So what do they do when the herd gets too big?

They kill them. Bulldoze them into mass graves. That’s not conservation. That’s bureaucratic malpractice.

And don’t even get me started on bald eagles — majestic symbols of American freedom and a federally protected endangered species, now regularly slaughtered by wind turbines. I have pictures of piles of dead bald eagles. Where’s the outrage?

Biden’s federal land-grab

Some argue that states can’t afford to manage this land themselves. But if the states can’t afford it, how can Washington? We’re $35 trillion in debt. Entitlements are strained, infrastructure is crumbling, and the Bureau of Land Management, Forest Service, and National Park Service are billions of dollars behind in basic maintenance. Roads, firebreaks, and trails are falling apart.

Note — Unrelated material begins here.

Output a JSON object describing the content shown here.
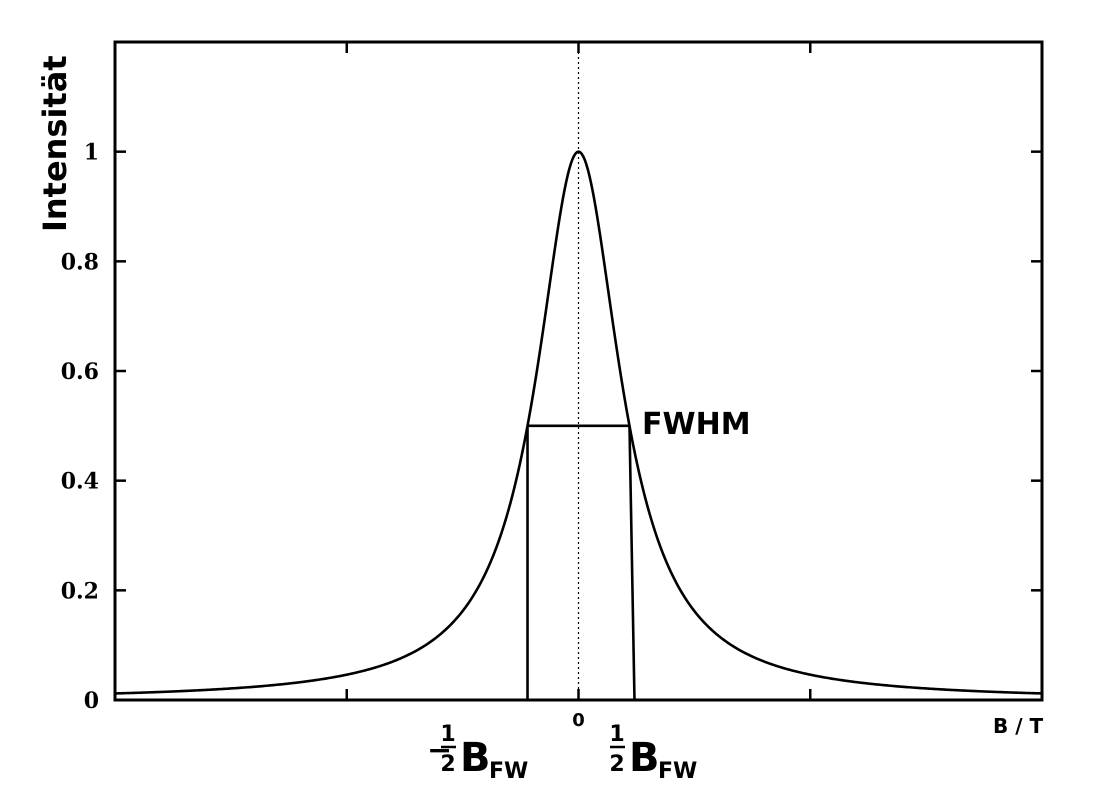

The Biden administration quietly embraced something called the “30 by 30” initiative, a plan to lock up 30% of all U.S. land and water under federal “conservation” by 2030. The real goal is 50% by 2050.

That entails half of the country being taken away from you, controlled not by the people who live there but by technocrats in D.C.

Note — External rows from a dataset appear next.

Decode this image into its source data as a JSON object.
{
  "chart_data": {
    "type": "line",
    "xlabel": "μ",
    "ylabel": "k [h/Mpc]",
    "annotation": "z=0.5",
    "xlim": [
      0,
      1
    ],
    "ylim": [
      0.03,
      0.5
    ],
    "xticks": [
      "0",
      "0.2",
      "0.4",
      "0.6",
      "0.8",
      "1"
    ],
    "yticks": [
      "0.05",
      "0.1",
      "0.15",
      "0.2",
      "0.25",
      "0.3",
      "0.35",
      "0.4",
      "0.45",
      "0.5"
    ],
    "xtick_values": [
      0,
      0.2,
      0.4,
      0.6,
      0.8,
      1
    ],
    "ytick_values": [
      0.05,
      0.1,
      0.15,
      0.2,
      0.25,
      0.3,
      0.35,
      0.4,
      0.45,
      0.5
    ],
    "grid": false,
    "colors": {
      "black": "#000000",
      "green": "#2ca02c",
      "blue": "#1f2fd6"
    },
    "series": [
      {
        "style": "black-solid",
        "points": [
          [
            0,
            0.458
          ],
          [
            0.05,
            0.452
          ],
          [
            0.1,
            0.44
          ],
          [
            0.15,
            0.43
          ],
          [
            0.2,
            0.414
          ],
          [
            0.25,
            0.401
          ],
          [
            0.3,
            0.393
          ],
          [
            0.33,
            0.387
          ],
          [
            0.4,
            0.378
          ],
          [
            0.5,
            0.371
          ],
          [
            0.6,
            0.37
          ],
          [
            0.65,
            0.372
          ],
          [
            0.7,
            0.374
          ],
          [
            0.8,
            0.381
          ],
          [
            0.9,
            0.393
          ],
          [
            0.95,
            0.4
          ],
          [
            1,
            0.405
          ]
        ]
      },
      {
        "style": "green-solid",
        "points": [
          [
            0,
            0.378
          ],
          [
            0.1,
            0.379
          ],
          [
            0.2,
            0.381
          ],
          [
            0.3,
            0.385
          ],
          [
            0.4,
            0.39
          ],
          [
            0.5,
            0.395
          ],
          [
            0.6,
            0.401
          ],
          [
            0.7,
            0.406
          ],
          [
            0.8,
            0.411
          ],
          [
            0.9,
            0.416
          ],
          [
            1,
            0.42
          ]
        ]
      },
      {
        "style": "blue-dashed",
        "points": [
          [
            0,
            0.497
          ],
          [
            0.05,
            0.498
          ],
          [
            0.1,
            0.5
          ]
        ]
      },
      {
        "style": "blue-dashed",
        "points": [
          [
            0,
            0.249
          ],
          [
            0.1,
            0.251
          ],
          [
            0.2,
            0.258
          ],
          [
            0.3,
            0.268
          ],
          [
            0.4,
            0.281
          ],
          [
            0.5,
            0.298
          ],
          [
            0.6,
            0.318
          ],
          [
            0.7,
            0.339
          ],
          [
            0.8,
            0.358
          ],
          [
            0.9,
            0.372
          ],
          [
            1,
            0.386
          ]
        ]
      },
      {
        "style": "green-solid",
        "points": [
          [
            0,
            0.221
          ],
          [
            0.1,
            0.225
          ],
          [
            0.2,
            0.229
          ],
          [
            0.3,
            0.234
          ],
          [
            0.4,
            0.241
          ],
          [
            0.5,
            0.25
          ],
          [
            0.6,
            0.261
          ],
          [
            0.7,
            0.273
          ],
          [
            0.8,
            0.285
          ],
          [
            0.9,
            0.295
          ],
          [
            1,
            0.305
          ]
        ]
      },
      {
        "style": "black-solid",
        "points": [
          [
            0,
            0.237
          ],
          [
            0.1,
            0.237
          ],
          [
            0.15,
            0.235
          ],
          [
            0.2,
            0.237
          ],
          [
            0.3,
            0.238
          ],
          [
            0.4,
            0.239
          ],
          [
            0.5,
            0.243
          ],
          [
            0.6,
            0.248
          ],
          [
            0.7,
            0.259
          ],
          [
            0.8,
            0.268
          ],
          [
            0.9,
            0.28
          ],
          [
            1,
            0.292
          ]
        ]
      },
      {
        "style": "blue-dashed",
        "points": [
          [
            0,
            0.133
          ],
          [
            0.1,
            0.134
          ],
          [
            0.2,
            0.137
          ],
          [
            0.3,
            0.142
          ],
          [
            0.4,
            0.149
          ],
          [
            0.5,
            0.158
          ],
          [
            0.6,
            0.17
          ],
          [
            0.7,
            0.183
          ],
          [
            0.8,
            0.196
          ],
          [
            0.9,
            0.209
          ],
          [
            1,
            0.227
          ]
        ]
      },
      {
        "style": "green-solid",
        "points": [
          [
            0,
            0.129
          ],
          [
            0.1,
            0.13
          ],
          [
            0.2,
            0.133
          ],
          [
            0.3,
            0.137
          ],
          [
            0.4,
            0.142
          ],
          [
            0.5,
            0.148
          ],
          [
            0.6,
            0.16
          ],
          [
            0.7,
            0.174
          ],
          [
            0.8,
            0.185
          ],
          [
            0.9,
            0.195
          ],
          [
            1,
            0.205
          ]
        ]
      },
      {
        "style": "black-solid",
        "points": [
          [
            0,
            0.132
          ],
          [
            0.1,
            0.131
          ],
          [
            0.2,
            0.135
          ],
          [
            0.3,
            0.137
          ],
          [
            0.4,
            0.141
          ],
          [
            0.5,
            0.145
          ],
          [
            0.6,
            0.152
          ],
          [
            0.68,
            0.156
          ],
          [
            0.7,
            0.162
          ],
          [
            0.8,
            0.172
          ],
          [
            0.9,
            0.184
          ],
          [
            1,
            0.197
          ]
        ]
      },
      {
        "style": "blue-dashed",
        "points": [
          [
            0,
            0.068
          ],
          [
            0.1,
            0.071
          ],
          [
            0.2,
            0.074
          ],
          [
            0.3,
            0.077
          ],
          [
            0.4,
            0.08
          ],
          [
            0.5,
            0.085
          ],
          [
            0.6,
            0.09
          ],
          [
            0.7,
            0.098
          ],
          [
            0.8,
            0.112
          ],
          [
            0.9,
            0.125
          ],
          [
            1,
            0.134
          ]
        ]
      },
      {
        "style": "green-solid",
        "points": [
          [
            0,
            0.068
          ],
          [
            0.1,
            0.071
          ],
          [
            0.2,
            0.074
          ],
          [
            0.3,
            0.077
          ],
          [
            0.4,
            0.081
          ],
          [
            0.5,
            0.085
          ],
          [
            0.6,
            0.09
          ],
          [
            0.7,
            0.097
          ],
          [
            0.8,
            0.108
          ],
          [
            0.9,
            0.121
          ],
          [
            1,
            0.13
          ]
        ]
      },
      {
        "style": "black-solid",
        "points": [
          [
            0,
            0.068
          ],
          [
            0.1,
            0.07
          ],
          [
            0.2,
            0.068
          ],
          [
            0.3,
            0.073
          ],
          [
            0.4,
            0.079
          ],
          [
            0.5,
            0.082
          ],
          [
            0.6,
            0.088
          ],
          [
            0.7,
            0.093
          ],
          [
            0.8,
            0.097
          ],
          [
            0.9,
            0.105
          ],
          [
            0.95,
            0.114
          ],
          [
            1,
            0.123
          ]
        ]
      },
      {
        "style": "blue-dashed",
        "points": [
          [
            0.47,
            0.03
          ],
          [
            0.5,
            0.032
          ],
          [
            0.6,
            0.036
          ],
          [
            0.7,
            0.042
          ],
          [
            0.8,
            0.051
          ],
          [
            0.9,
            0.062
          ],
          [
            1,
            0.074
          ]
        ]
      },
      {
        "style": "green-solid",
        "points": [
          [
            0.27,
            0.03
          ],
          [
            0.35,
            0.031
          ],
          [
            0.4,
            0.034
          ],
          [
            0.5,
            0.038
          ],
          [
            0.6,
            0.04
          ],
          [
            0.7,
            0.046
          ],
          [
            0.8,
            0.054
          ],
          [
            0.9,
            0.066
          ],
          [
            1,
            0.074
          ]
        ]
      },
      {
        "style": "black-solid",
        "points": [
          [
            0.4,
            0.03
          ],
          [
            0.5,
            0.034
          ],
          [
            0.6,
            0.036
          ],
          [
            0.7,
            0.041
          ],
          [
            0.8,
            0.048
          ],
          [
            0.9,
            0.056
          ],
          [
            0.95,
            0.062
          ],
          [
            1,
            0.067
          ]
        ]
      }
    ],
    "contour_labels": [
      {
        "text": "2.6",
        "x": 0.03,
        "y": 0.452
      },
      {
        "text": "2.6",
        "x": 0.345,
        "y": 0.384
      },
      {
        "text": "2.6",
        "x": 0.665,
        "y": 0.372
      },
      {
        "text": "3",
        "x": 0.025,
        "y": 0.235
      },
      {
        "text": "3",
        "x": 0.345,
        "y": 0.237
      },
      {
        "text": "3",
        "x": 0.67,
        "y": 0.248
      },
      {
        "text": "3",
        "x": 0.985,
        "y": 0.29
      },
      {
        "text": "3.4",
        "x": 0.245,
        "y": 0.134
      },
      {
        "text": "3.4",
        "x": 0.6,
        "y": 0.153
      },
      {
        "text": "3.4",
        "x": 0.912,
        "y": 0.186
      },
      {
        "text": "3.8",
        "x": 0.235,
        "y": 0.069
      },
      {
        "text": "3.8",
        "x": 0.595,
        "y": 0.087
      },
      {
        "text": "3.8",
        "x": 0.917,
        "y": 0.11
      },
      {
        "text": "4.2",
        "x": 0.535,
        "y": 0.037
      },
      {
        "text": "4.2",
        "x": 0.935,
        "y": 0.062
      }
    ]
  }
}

You think that won’t affect your ability to hunt, fish, graze cattle, or cut timber? Think again. It won’t be conservatives who stop you from building a cabin, raising cattle, or teaching your grandkids how to shoot a rifle. It’ll be the same radical environmentalists who treat land as sacred — unless it’s your truck, your deer stand, or your back yard.

Land as collateral

Moreover, the U.S. Treasury is considering putting federally owned land on the national balance sheet, listing your parks, forests, and hunting grounds as collateral.

What happens if America defaults on its debt?

David McNew / Stringer | Getty Images

Do you think our creditors won’t come calling? Imagine explaining to your kids that the lake you used to fish in is now under foreign ownership, that the forest you hunted in belongs to China.

This is not hypothetical. This is the logical conclusion of treating land like a piggy bank.

The American way

There’s a better way — and it’s the American way.

Let the people who live near the land steward it. Let ranchers, farmers, sportsmen, and local conservationists do what they’ve done for generations.

Did you know that 75% of America’s wetlands are on private land? Or that the most successful wildlife recoveries — whitetail deer, ducks, wild turkeys — didn’t come from Washington but from partnerships between private landowners and groups like Ducks Unlimited?

Private stewardship works. It’s local. It’s accountable. It’s incentivized. When you break it, you fix it. When you profit from the land, you protect it.

This is not about selling out. It’s about buying in — to freedom, to responsibility, to the principle of constitutional self-governance.

So when you hear the pundits cry foul over 3 million acres of federal land, remember: We don’t need Washington to protect our land. We need Washington to get out of the way.

Because this isn’t just about land. It’s about liberty. And once liberty is lost, it doesn’t come back easily.